I don't think Comodo is asking for anyone's help, they were just trying to give people interested in that sort of thing some recognition if they wanted to participate. If Kaspersky would have tried something similar it would have been great, but because it was Comodo it draws the typical ankle biters just like every Comodo thread. The people who get along fine with it and always have don't bother to even respond anymore. Not what I wanted my first post to consist of, but I call them like I see them. My opinion of course.

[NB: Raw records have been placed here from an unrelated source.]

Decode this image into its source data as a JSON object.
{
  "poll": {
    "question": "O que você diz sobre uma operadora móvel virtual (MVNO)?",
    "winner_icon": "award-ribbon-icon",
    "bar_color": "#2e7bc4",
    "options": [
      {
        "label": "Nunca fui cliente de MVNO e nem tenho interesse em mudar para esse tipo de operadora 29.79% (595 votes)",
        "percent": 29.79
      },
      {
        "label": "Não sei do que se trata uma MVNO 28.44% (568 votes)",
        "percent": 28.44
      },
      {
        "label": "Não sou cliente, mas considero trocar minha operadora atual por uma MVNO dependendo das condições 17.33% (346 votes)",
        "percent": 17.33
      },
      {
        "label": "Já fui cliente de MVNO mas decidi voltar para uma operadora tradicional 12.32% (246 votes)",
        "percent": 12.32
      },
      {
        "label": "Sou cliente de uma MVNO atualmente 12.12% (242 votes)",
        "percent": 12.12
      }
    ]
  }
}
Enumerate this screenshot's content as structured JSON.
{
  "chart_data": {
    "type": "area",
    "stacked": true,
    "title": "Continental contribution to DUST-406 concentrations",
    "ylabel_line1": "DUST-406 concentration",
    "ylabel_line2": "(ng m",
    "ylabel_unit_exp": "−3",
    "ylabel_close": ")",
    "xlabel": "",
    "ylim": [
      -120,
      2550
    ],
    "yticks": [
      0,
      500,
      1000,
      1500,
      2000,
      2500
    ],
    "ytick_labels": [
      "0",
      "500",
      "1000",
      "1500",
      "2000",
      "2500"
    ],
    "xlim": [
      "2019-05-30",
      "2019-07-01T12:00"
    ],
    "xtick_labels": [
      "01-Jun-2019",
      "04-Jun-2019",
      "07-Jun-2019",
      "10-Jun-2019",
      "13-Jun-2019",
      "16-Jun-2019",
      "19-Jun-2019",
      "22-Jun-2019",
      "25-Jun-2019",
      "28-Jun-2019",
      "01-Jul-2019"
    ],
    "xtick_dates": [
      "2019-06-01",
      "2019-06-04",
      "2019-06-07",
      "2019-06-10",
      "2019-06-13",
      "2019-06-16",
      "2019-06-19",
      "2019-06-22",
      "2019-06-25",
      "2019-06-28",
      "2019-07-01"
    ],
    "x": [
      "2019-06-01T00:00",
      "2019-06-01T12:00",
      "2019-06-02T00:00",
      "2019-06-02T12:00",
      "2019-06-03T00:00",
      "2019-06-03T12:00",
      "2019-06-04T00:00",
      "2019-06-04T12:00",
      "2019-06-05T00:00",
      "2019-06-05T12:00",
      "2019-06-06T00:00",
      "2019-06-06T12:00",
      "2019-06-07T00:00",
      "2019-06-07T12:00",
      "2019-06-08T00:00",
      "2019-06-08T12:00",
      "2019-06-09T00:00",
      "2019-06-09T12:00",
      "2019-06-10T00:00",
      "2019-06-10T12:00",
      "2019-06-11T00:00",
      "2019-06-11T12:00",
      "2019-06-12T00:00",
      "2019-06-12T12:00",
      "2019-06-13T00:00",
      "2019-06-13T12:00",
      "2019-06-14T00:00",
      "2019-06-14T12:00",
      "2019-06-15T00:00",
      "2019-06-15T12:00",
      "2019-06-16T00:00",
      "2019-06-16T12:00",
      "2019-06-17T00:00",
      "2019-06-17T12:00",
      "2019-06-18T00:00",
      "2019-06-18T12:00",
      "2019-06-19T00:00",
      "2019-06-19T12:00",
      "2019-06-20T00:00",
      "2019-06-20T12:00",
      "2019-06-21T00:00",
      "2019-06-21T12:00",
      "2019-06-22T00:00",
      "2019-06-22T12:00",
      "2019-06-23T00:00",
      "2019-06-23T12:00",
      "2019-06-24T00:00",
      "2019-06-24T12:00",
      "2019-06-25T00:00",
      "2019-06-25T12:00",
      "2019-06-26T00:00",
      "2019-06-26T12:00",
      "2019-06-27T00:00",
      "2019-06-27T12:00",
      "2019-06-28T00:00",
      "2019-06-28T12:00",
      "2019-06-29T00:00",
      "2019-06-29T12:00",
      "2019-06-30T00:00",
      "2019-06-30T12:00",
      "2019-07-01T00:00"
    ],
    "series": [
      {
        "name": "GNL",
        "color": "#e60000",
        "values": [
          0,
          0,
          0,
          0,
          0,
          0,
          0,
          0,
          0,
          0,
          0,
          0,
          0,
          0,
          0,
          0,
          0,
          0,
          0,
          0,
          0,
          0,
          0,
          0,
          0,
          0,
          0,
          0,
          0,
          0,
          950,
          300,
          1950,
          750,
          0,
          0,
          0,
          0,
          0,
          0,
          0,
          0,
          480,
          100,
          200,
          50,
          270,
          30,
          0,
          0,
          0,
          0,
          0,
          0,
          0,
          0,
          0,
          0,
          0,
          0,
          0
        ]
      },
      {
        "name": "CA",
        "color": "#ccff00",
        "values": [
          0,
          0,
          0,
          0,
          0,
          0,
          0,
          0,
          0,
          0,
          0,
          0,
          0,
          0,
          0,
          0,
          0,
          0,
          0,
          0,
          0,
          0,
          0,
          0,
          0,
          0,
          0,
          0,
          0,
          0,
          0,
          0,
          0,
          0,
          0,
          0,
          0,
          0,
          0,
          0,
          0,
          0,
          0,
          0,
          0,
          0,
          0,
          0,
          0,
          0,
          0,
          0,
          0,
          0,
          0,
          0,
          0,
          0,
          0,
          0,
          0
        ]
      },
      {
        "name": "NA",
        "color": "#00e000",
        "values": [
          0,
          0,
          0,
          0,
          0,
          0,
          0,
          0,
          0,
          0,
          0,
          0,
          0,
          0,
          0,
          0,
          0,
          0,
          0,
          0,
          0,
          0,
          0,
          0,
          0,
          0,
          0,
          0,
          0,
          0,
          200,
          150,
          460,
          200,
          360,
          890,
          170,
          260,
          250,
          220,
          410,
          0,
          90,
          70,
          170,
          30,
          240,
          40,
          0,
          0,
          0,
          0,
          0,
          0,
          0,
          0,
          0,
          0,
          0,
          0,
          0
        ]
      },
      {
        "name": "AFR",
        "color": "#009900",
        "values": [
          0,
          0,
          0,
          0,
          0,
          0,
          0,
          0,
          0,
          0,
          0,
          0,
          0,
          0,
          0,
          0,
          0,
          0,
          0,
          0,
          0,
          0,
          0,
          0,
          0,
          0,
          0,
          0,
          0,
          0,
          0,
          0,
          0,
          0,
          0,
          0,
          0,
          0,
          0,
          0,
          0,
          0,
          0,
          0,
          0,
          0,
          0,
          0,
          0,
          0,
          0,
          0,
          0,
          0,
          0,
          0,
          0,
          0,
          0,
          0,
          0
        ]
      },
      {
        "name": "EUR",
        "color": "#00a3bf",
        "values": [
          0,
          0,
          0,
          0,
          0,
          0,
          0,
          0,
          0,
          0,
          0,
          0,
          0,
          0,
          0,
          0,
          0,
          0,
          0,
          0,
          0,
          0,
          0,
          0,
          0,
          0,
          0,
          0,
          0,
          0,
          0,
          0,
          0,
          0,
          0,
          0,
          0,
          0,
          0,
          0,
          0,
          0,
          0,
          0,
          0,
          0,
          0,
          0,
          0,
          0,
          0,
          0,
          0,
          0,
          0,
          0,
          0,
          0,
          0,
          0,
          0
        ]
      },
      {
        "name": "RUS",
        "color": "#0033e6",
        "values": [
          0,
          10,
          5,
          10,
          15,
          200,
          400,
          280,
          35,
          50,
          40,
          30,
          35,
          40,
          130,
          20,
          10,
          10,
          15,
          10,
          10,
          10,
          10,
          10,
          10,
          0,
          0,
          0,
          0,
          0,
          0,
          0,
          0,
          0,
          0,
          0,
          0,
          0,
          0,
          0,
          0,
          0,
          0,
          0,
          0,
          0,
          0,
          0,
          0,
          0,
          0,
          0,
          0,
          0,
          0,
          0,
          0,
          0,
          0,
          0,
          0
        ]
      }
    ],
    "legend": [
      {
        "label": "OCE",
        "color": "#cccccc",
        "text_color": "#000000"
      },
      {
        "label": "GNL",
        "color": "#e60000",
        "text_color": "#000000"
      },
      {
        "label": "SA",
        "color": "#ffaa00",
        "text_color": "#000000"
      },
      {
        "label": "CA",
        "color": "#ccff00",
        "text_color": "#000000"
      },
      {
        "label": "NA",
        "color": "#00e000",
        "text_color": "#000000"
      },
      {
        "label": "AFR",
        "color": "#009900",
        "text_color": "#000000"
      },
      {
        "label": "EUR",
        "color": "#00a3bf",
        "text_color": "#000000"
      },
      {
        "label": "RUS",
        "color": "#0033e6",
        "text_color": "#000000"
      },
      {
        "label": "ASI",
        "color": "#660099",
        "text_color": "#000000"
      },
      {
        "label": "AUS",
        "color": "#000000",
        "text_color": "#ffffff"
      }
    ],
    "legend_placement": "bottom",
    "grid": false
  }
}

Kaspersky doesn't need manual user entries for their file reputation website, they have automated it with KSN...
Also this has nothing to do with ankle biting, it's more the way Comodo handles it, they expect users to write entries on their website, promote their product in them and the only thing you get from them is a thanks on their Facebook page. They basically say thanks for wasting your freetime for them and hype their products and in return you absolutely nothing. This makes them look like absolute amateurs.

 

[379EXHD]

Enju , I don't believe the contest was ever intended for someone with your expertise , I can understand you taking it as a insult , your work here speaks for it's self. Would you feel better if they offered you a lifetime license which would add nothing over the free product you would ever use with your expertise. That would be a insult in my opinion. They are doing nothing but making a effort to get people invoved.